OOC: CW-Implied violence against a stuffed animal. House-elf abuse. BIC:
A silver mist swirled around the room. As a person entered, the mist took the shape of a man, who might have been recognized the younger version of someone a few Sonora residents but not many knew, walking to a bed and sitting down on it. He began to speak softly. "Honey, I know what happened was upsetting and I can assure you I've spoken to Uncle Zeke about it and your cousin will be punished. Think of it think of it this way, while you won't get Bernard's eye back, you still have the rest of him."
He continued. "And now that he's...half blind, he's going to need you even more. When someone is weak or hurting, you should show them compassion and caring." Although the person who had triggered the mist would not know it, this would go on to be a lesson the man tried to impart to all his children. As opposed to his brother and sister-in-law, who had a child who had obviously failed quite completely to grasp it. His niece's lack of basic decency not only towards his daughter but to the house-elf she'd fed the poor teddy bear's eye to quite frankly disgusted him.

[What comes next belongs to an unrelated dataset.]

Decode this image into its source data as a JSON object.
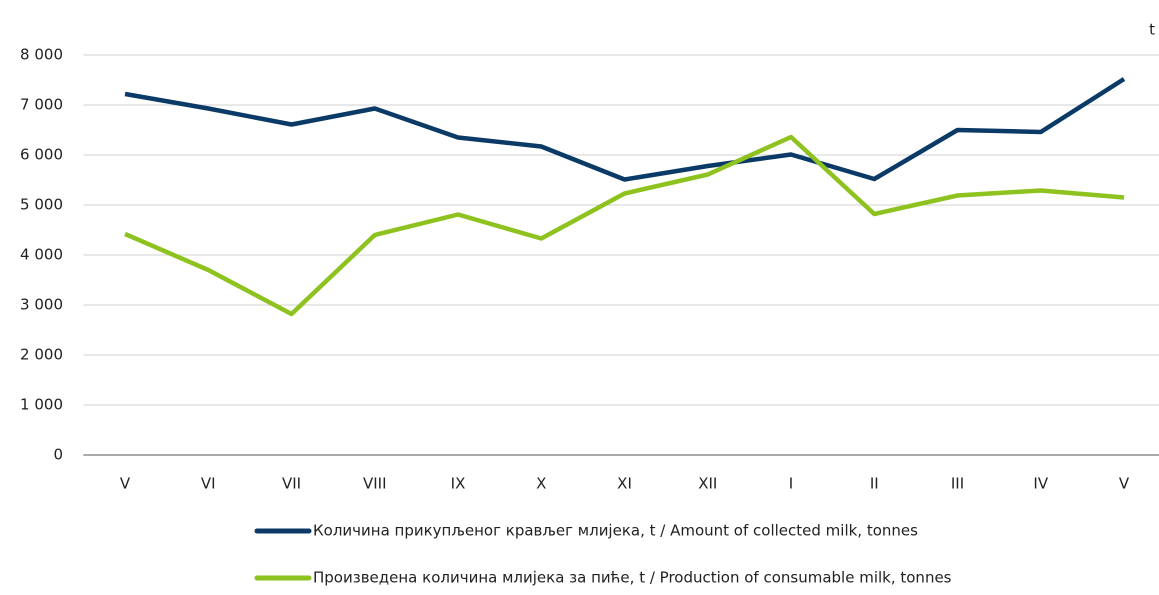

He would eventually come to be disappointed that she never did end up outgrowing it and that it hadn't been just that she was a child who didn't know any better.
"Also," He went on. "You could make him an eye patch. Or lots of eye patches. It'll be a like a new accessory and all the other stuffed animals will think he's so cool." He liked to encourage creativity in his children as well. "And now he also has a good story tell them too." Or a cautionary tale anyway.
As it turned out though, it would be his daughter who learned from this incident-and not just his lesson on compassion either.
OOC: OOC: New rule: instead of having two sub-threads, this post is set up in a class-style format. There should be a max of two responses, either separate (two people posting directly to the memory) or interactive (one thread with two characters in it).
Stanley had asked Tommy to return his library book for him, and somehow, the younger boy had gotten tricked into agreeing. Really, he had just been too shocked that Stanley had a library book out to even contest the notion of running the errand for him, and somehow, his sputtered half-words were punctuated by the book being shoved jovially into his arms. So Tommy was off, he supposed.
It was a quiet evening at the library, and upon arrival, he didn’t even see anyone else around. No, wait, scratch that. Was that… a person? What Tommy saw resembled a person, but grey and translucent. “Um, hello?” he greeted the man unsurely. “Are you supposed to be-”
But then the man spoke soft nonsense, something about a half-blind person named Bernard, and somebody else named Uncle Zeke? If he was a ghost, he was one who had lost his marbles and was talking to someone else who wasn’t there. Yet through the randomness, the man said something that sort of resonated: “When someone is weak or hurting, you should show them compassion and caring.”
“Hey, sir, I-” Tommy tried again, but just as the words left his mouth, the figure disappeared, leaving the young Teppenpaw only more confused. He put the book in the appropriate return location and made his way out again, confused and shocked that somehow, something even weirder than Stanley having a library book had just occurred. This day was just all kinds of topsy-turvy.